Jailed gangster Arun Gawli acquitted in 2008 extortion case
The gangster, serving life imprisonment for the murder of Shiv Sena leader Kamlakar Jamsandekar, is currently lodged in a Nagpur jail.
There were nine accused in the extortion case, of which one died during the course of the trial and another turned approver.
The rest, including Gawli and his brother, were acquitted by Special Judge B D Shelke, who presides over the Maharashtra Control of Organised Crime Act special court here.
A builder undertaking an SRA redevelopment project in Dadar in 2005 had filed an extortion complaint against the Gawli gang in 2008.
He had alleged that Gawli, through his gang members, demanded ₹50 lakh to allow him to continue the redevelopment project, the prosecution said.
The complainant had agreed to pay ₹10 lakh in instalments.

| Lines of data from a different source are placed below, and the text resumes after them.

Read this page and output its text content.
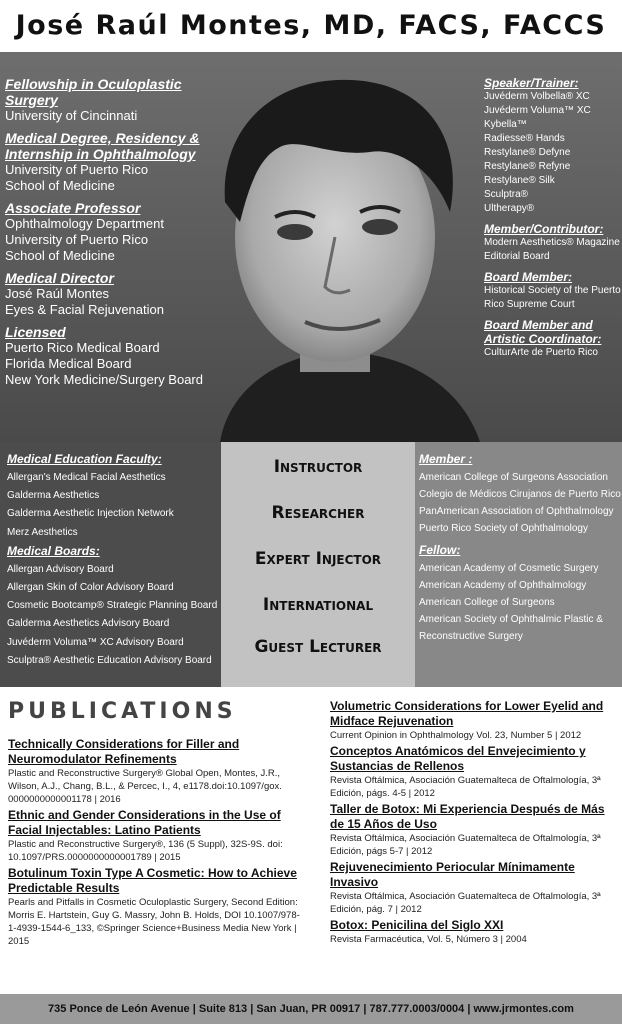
José Raúl Montes, MD, FACS, FACCS
Fellowship in Oculoplastic Surgery
University of Cincinnati
Medical Degree, Residency & Internship in Ophthalmology
University of Puerto Rico
School of Medicine
Associate Professor
Ophthalmology Department
University of Puerto Rico
School of Medicine
Medical Director
José Raúl Montes
Eyes & Facial Rejuvenation
Licensed
Puerto Rico Medical Board
Florida Medical Board
New York Medicine/Surgery Board
Speaker/Trainer:
Juvéderm Volbella® XC
Juvéderm Voluma™ XC
Kybella™
Radiesse® Hands
Restylane® Defyne
Restylane® Refyne
Restylane® Silk
Sculptra®
Ultherapy®
Member/Contributor:
Modern Aesthetics® Magazine
Editorial Board
Board Member:
Historical Society of the Puerto
Rico Supreme Court
Board Member and Artistic Coordinator:
CulturArte de Puerto Rico
Medical Education Faculty:
Allergan's Medical Facial Aesthetics
Galderma Aesthetics
Galderma Aesthetic Injection Network
Merz Aesthetics
Medical Boards:
Allergan Advisory Board
Allergan Skin of Color Advisory Board
Cosmetic Bootcamp® Strategic Planning Board
Galderma Aesthetics Advisory Board
Juvéderm Voluma™ XC Advisory Board
Sculptra® Aesthetic Education Advisory Board
Instructor
Researcher
Expert Injector
International
Guest Lecturer
Member :
American College of Surgeons Association
Colegio de Médicos Cirujanos de Puerto Rico
PanAmerican Association of Ophthalmology
Puerto Rico Society of Ophthalmology
Fellow:
American Academy of Cosmetic Surgery
American Academy of Ophthalmology
American College of Surgeons
American Society of Ophthalmic Plastic &
Reconstructive Surgery
PUBLICATIONS
Technically Considerations for Filler and Neuromodulator Refinements
Plastic and Reconstructive Surgery® Global Open, Montes, J.R., Wilson, A.J., Chang, B.L., & Percec, I., 4, e1178.doi:10.1097/gox. 0000000000001178 | 2016
Ethnic and Gender Considerations in the Use of Facial Injectables: Latino Patients
Plastic and Reconstructive Surgery®, 136 (5 Suppl), 32S-9S. doi: 10.1097/PRS.0000000000001789 | 2015
Botulinum Toxin Type A Cosmetic: How to Achieve Predictable Results
Pearls and Pitfalls in Cosmetic Oculoplastic Surgery, Second Edition: Morris E. Hartstein, Guy G. Massry, John B. Holds, DOI 10.1007/978-1-4939-1544-6_133, ©Springer Science+Business Media New York | 2015
Volumetric Considerations for Lower Eyelid and Midface Rejuvenation
Current Opinion in Ophthalmology Vol. 23, Number 5 | 2012
Conceptos Anatómicos del Envejecimiento y Sustancias de Rellenos
Revista Oftálmica, Asociación Guatemalteca de Oftalmología, 3ª Edición, págs. 4-5 | 2012
Taller de Botox: Mi Experiencia Después de Más de 15 Años de Uso
Revista Oftálmica, Asociación Guatemalteca de Oftalmología, 3ª Edición, págs 5-7 | 2012
Rejuvenecimiento Periocular Mínimamente Invasivo
Revista Oftálmica, Asociación Guatemalteca de Oftalmología, 3ª Edición, pág. 7 | 2012
Botox: Penicilina del Siglo XXI
Revista Farmacéutica, Vol. 5, Número 3 | 2004
735 Ponce de León Avenue | Suite 813 | San Juan, PR 00917 | 787.777.0003/0004 | www.jrmontes.com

Between December 2005 and May 2006, he paid ₹7 lakh to the gang, said the prosecution.
The builder also claimed to have paid another ₹1 lakh as a donation for Navratri celebrations.
He further alleged that sometime in June or July 2005, one Dinesh Narkar, a co-accused in the case, came to his office and assaulted him.
Narkar made him talk to Gawli's brother Vijay Ahir, who directed him to pay ₹3 lakh to the gang member, the court was told.
The builder then reported the threat to the crime branch. The builder claimed that he did not file a complaint earlier due to Gawli's terror, the prosecution said.
During the investigation by the crime branch, it came to light that the extortion had been committed by the members of an organised syndicate, and hence, the provisions of MCOCA were invoked in the case, the prosecution said.
After going through the documents on record, the court ruled that the prosecution had failed to establish 'much less beyond reasonable doubt' that the accused were engaged in unlawful activity defined under MCOCA.
'In present case, evidence on record clearly demonstrates that the prosecution has failed to establish the guilt of the accused for the offences punishable under Indian Penal Code for extortion,' the court ruled.
Therefore, the accused cannot be held guilty for offences under MCOCA, it added.
Gawli, the founder of the Akhil Bharatiya Sena, was an MLA from 2004-2009 from the Chinchpokli assembly seat in Mumbai and had shot into prominence from Dagdi Chawl, a neighbourhood in the Byculla area.
He was arrested for the 2007 murder of Shiv Sena corporator Kamlakar Jamsandekar. In August 2012, a sessions court in Mumbai sentenced him to life imprisonment in the murder case.